With diversified portfolios, some investments usually “work” better than others in any given year. Typically bonds do well if stocks are down (such as year 2008), and vice versa (2013 was slow for bonds and very good for stocks). Similarly, if stocks and bonds both struggle, usually we see gold, commodities, REITS, etc. outperform. In 2018 most asset classes struggled and there was really no place to hide. Bonds and cash provided slightly positive returns. But I would encourage you – the diversified portfolio investor – to not be discouraged. We can always revisit the “risk discussion” if you want to either a) reduce your investment risk or b) increase your market risk, but as time has shown, making long-term portfolio decisions based on short-term events is not typically a recipe for success.
I would like to remind you that this is just a snapshot in time. Had we taken the snapshot a month earlier, 2018 was looking like a pretty good year. For example, you may have looked at your portfolio in November and thought “Wow – not too bad! My portfolio did really well in 2017 and we’re up again this year.” But after a swift pullback in December, you may be looking at a negative return for the year…and while that doesn’t look nor feel good, it’s part of the investing process. I feel the pain with you – not only am I am investor myself, but my compensation is directly correlated to my client’s accounts growing in value (so….I took a pay cut in 2018!). I am hopeful that over longer periods of time, we manage the ebbs and flows of the market and see much success.

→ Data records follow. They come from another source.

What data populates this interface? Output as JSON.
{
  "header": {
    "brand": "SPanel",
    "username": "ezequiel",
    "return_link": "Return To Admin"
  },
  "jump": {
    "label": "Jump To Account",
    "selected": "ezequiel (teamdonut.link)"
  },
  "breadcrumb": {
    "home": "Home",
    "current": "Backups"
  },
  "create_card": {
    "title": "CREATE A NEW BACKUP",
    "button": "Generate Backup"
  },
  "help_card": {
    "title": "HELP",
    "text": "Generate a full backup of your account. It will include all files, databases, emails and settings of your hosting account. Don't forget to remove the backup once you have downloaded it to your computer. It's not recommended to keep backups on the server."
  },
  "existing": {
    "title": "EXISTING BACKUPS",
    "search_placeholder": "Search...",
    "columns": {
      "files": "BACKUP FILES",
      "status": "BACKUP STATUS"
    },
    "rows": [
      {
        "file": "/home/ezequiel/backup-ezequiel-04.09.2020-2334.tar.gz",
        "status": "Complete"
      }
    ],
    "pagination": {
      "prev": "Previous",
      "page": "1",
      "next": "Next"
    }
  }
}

To wrap up I will use my airplane analogy. We’ve agreed to take a journey together and we need to get there via airplane. It’s a long ride, and you’ve hired me to be your pilot. We’ve mapped out a plan and are cruising at 33,000 feet, and are starting to hit some turbulence. There are clouds and storms around us, so we check to make sure our seat belts are fastened and advised we may make some adjustments to our flight path. Despite the environment, your pilot keeps his eyes on the path forward while you are relaxing (hopefully!) in the back. Jumping out of the plane is not a sensible option, nor asking to turn around, since they won’t help us achieve our goals of getting to our destination. So we remain focused on the path ahead and making adjustments as needed to ensure we get there as smooth and efficiently as possible. Feel free to poke your head into the cockpit to see how things are going – I am always open to discussion!
Disclaimer: This information contains forward-looking statements about various economic trends and strategies. You are cautioned that such forward-looking statements are subject to significant business, economic and competitive uncertainties and actual results could be materially different. There are no guarantees associated with any forecast and the opinions stated here are subject to change at any time and are the opinion of the advisor. Data comes from the following sources: Census Bureau, Bureau of Labor Statistics, Bureau of Economic Analysis, the Federal Reserve Board, and Haver Analytics. Data is taken from sources generally believed to be reliable, but no guarantee is given to its accuracy.